Assessing the power of AI: a comparative evaluation of large language models in generating patient education materials in dentistry
Gowri Sivaramakrishnan, Maryam Almuqahwi, Sufyan Ansari, Mohammed Lubbad, Emad Alagamawy, Kannan Sridharan
Abstract
BACKGROUND: This study evaluates the use of large language models (LLMs) in generating Patient Education Materials (PEMs) for dental scenarios, focusing on their reliability, readability, understandability, and actionability. The study aimed to assess the performance of four LLMs-ChatGPT-4.0, Claude 3.5 Sonnet, Gemini 1.5 Flash, and Llama 3.1-405b-in generating PEMs for four common dental scenarios. METHODS: A comparative analysis was conducted where five independent dental professionals assessed the materials using the Patient Education Materials Assessment Tool (PEMAT) to evaluate understandability and actionability. Readability was measured with Flesch Reading Ease and Level scores, and inter-rater reliability was assessed using Fleiss' Kappa. RESULTS: Llama 3.1-405b demonstrated the highest inter-rater reliability (Fleiss' Kappa: 0.78-0.89).
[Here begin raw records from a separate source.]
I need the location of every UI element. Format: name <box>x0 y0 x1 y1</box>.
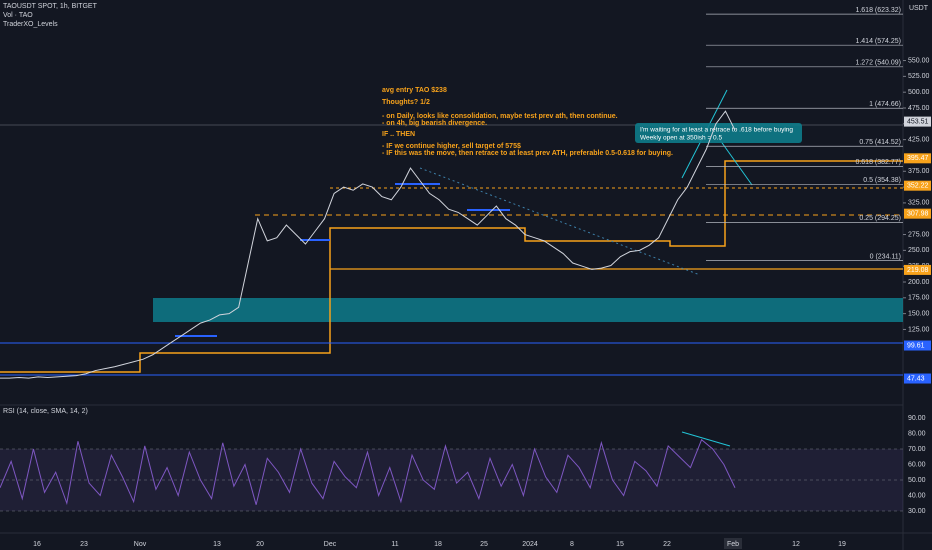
price-tick-label: 375.00 <box>908 168 930 175</box>
fib-label: 1.618 (623.32) <box>855 7 901 14</box>
fib-label: 0 (234.11) <box>870 253 901 260</box>
price-label-bg <box>904 373 931 384</box>
price-tick-label: 250.00 <box>908 247 930 254</box>
price-line <box>0 110 736 379</box>
currency: USDT <box>909 5 929 12</box>
time-label: 11 <box>391 541 398 548</box>
price-tick-label: 125.00 <box>908 326 930 333</box>
time-label: 15 <box>616 541 624 548</box>
time-label: 8 <box>570 541 574 548</box>
price-label-bg <box>904 116 931 127</box>
time-label: 23 <box>80 541 88 548</box>
price-label-bg <box>904 208 931 219</box>
price-tick-label: 475.00 <box>908 105 930 112</box>
annotation-line: - IF this was the move, then retrace to … <box>382 150 673 157</box>
price-label: 47.43 <box>907 375 925 382</box>
time-label: 2024 <box>522 541 538 548</box>
rsi-tick-label: 40.00 <box>908 492 926 499</box>
annotation-line: avg entry TAO $238 <box>382 87 447 94</box>
rsi-tick-label: 70.00 <box>908 446 926 453</box>
price-tick-label: 325.00 <box>908 200 930 207</box>
annotation-line: IF .. THEN <box>382 131 415 138</box>
volume-label: Vol · TAO <box>3 12 33 19</box>
level-step <box>0 160 903 373</box>
fib-label: 0.25 (294.25) <box>859 215 901 222</box>
price-label-bg <box>904 153 931 164</box>
rsi-tick-label: 60.00 <box>908 461 926 468</box>
price-label: 453.51 <box>907 118 929 125</box>
time-label: Feb <box>727 541 739 548</box>
price-label: 307.98 <box>907 211 929 218</box>
annotation-line: - on Daily, looks like consolidation, ma… <box>382 113 618 120</box>
rsi-tick-label: 80.00 <box>908 430 926 437</box>
divergence-line <box>681 431 731 447</box>
fib-label: 1 (474.66) <box>869 101 901 108</box>
rsi-title: RSI (14, close, SMA, 14, 2) <box>3 408 88 415</box>
time-label: 16 <box>33 541 41 548</box>
zone <box>153 298 903 322</box>
price-label: 219.08 <box>907 267 929 274</box>
time-label: 19 <box>838 541 846 548</box>
price-label: 99.61 <box>907 342 925 349</box>
price-tick-label: 150.00 <box>908 310 930 317</box>
tooltip-text: Weekly open at 350ish = 0.5 <box>640 135 722 142</box>
rsi-tick-label: 90.00 <box>908 415 926 422</box>
time-highlight <box>724 538 742 549</box>
price-tick-label: 200.00 <box>908 279 930 286</box>
price-label-bg <box>904 340 931 351</box>
time-label: Dec <box>324 541 337 548</box>
fib-label: 1.414 (574.25) <box>855 38 901 45</box>
price-tick-label: 425.00 <box>908 136 930 143</box>
time-label: 12 <box>792 541 800 548</box>
fib-label: 0.618 (382.77) <box>855 159 901 166</box>
time-label: 25 <box>480 541 488 548</box>
fib-label: 1.272 (540.09) <box>855 60 901 67</box>
tooltip-text: I'm waiting for at least a retrace to .6… <box>640 127 793 134</box>
time-label: 22 <box>663 541 671 548</box>
rsi-line <box>0 438 736 506</box>
rsi-tick-label: 50.00 <box>908 477 926 484</box>
price-label: 395.47 <box>907 155 929 162</box>
price-label-bg <box>904 180 931 191</box>
fib-label: 0.75 (414.52) <box>859 139 901 146</box>
price-tick-label: 550.00 <box>908 57 930 64</box>
price-label: 352.22 <box>907 183 929 190</box>
price-tick-label: 525.00 <box>908 73 930 80</box>
rsi-tick-label: 30.00 <box>908 508 926 515</box>
annotation-line: - on 4h, big bearish divergence. <box>382 120 487 127</box>
time-label: 18 <box>434 541 442 548</box>
time-label: 13 <box>213 541 221 548</box>
price-tick-label: 175.00 <box>908 295 930 302</box>
symbol: TAOUSDT SPOT, 1h, BITGET <box>3 3 98 10</box>
annotation-line: - IF we continue higher, sell target of … <box>382 143 521 150</box>
time-label: 20 <box>256 541 264 548</box>
price-label-bg <box>904 264 931 275</box>
annotation-line: Thoughts? 1/2 <box>382 99 430 106</box>
trend-line <box>719 139 753 186</box>
tooltip-box <box>635 123 802 143</box>
time-label: Nov <box>134 541 147 548</box>
price-tick-label: 500.00 <box>908 89 930 96</box>
fib-label: 0.5 (354.38) <box>863 177 901 184</box>
price-tick-label: 275.00 <box>908 231 930 238</box>
indicator-label: TraderXO_Levels <box>3 21 58 28</box>
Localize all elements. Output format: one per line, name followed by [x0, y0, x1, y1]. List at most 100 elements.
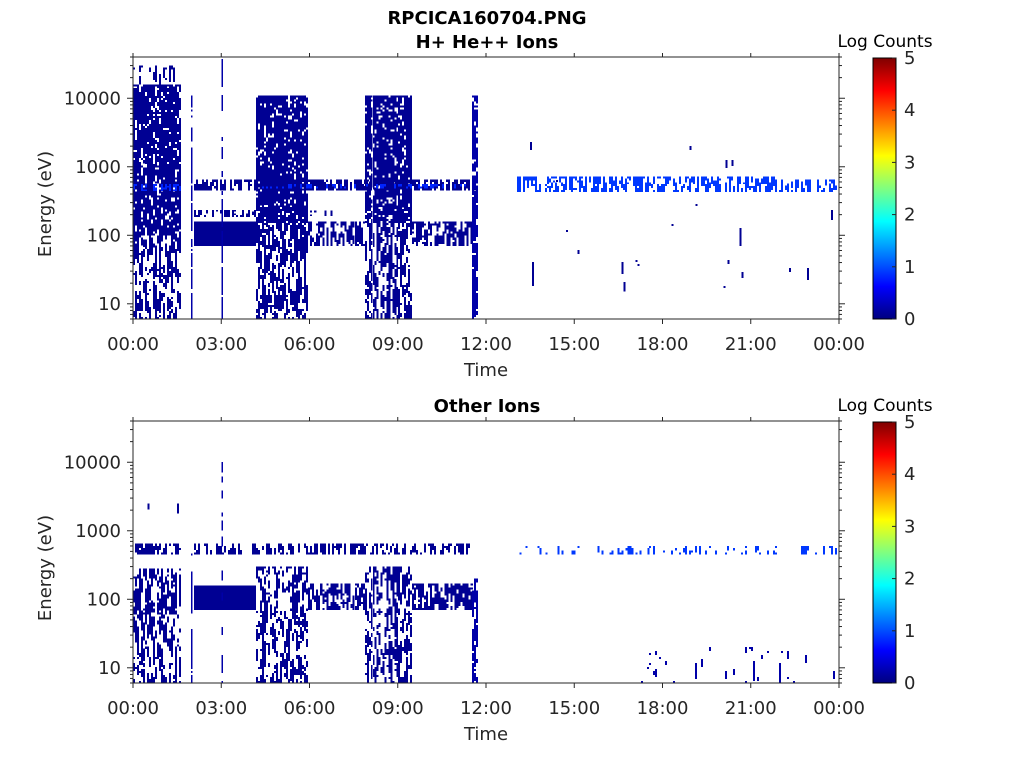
- spectrogram-cell: [179, 185, 182, 192]
- spectrogram-cell: [384, 243, 387, 254]
- spectrogram-cell: [221, 191, 224, 195]
- spectrogram-cell: [374, 576, 377, 585]
- spectrogram-cell: [388, 628, 391, 631]
- spectrogram-cell: [139, 253, 142, 256]
- spectrogram-cell: [167, 568, 170, 573]
- spectrogram-cell: [456, 231, 459, 238]
- spectrogram-cell: [294, 184, 297, 187]
- spectrogram-cell: [153, 608, 156, 613]
- spectrogram-cell: [705, 550, 708, 555]
- spectrogram-cell: [404, 95, 407, 130]
- spectrogram-cell: [290, 119, 293, 132]
- spectrogram-cell: [392, 289, 395, 314]
- spectrogram-cell: [580, 180, 583, 189]
- spectrogram-cell: [420, 186, 423, 189]
- spectrogram-cell: [434, 545, 437, 555]
- spectrogram-cell: [296, 187, 299, 216]
- spectrogram-cell: [404, 155, 407, 158]
- spectrogram-cell: [290, 660, 293, 667]
- spectrogram-cell: [745, 681, 748, 683]
- spectrogram-cell: [531, 261, 534, 286]
- spectrogram-cell: [169, 590, 172, 597]
- spectrogram-cell: [256, 624, 259, 627]
- spectrogram-cell: [221, 171, 224, 177]
- spectrogram-cell: [262, 275, 265, 310]
- spectrogram-cell: [382, 550, 385, 555]
- spectrogram-cell: [411, 237, 414, 244]
- spectrogram-cell: [350, 243, 353, 246]
- spectrogram-cell: [574, 188, 577, 190]
- spectrogram-cell: [195, 550, 198, 555]
- spectrogram-cell: [448, 543, 451, 553]
- spectrogram-cell: [141, 251, 144, 278]
- spectrogram-cell: [294, 165, 297, 170]
- spectrogram-cell: [145, 604, 148, 615]
- spectrogram-cell: [750, 186, 753, 189]
- spectrogram-cell: [434, 593, 437, 604]
- spectrogram-cell: [280, 652, 283, 657]
- spectrogram-cell: [190, 249, 193, 252]
- spectrogram-cell: [620, 176, 623, 189]
- spectrogram-cell: [414, 179, 417, 191]
- spectrogram-cell: [610, 176, 613, 192]
- spectrogram-cell: [458, 229, 461, 246]
- spectrogram-cell: [402, 185, 405, 208]
- spectrogram-cell: [153, 616, 156, 627]
- spectrogram-cell: [268, 592, 271, 595]
- spectrogram-cell: [171, 592, 174, 615]
- spectrogram-cell: [370, 632, 373, 637]
- spectrogram-cell: [334, 221, 337, 224]
- spectrogram-cell: [408, 207, 411, 218]
- spectrogram-cell: [268, 283, 271, 288]
- spectrogram-cell: [153, 243, 156, 248]
- spectrogram-cell: [394, 235, 397, 238]
- spectrogram-cell: [368, 213, 371, 220]
- spectrogram-cell: [302, 618, 305, 627]
- spectrogram-cell: [386, 543, 389, 551]
- spectrogram-cell: [279, 543, 282, 551]
- spectrogram-cell: [274, 291, 277, 310]
- spectrogram-cell: [380, 211, 383, 222]
- spectrogram-cell: [386, 95, 389, 108]
- spectrogram-cell: [258, 267, 261, 290]
- spectrogram-cell: [374, 273, 377, 292]
- spectrogram-cell: [404, 139, 407, 146]
- spectrogram-cell: [155, 108, 158, 138]
- spectrogram-cell: [370, 173, 373, 188]
- spectrogram-cell: [404, 289, 407, 296]
- spectrogram-cell: [190, 239, 193, 248]
- spectrogram-cell: [268, 305, 271, 308]
- spectrogram-cell: [151, 543, 154, 555]
- spectrogram-cell: [147, 624, 150, 639]
- spectrogram-cell: [466, 221, 469, 246]
- spectrogram-cell: [159, 612, 162, 615]
- spectrogram-cell: [135, 127, 137, 130]
- spectrogram-cell: [761, 655, 764, 660]
- figure-title: RPCICA160704.PNG: [387, 8, 586, 29]
- spectrogram-cell: [306, 171, 309, 190]
- spectrogram-cell: [139, 568, 142, 615]
- spectrogram-cell: [366, 184, 369, 187]
- spectrogram-cell: [290, 193, 293, 198]
- spectrogram-cell: [149, 124, 152, 156]
- spectrogram-cell: [296, 614, 299, 619]
- spectrogram-cell: [796, 179, 799, 188]
- spectrogram-cell: [366, 301, 369, 312]
- spectrogram-cell: [173, 674, 176, 679]
- spectrogram-cell: [300, 141, 303, 172]
- spectrogram-cell: [139, 161, 142, 230]
- spectrogram-cell: [133, 311, 135, 318]
- spectrogram-cell: [723, 285, 726, 288]
- spectrogram-cell: [302, 237, 305, 260]
- spectrogram-cell: [260, 207, 263, 224]
- spectrogram-cell: [165, 184, 168, 190]
- spectrogram-cell: [334, 583, 337, 596]
- spectrogram-cell: [392, 277, 395, 284]
- spectrogram-cell: [153, 112, 156, 115]
- spectrogram-cell: [364, 153, 367, 188]
- spectrogram-cell: [392, 263, 395, 270]
- spectrogram-cell: [464, 227, 467, 236]
- spectrogram-cell: [133, 662, 135, 671]
- spectrogram-cell: [135, 191, 137, 202]
- spectrogram-cell: [400, 105, 403, 108]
ChatGPT-4.0 excelled in understandability, surpassing the PEMAT threshold of 70% in three of the four scenarios. Claude 3.5 Sonnet performed well in understandability for two scenarios but did not consistently meet the 70% threshold for actionability. ChatGPT-4.0 generated the longest responses, while Claude 3.5 Sonnet produced the shortest. CONCLUSIONS: ChatGPT-4.0 demonstrated superior understandability, while Llama 3.1-405b achieved the highest inter-rater reliability. The findings indicate that further refinement and human intervention is necessary for LLM-generated content to meet the standards of effective patient education.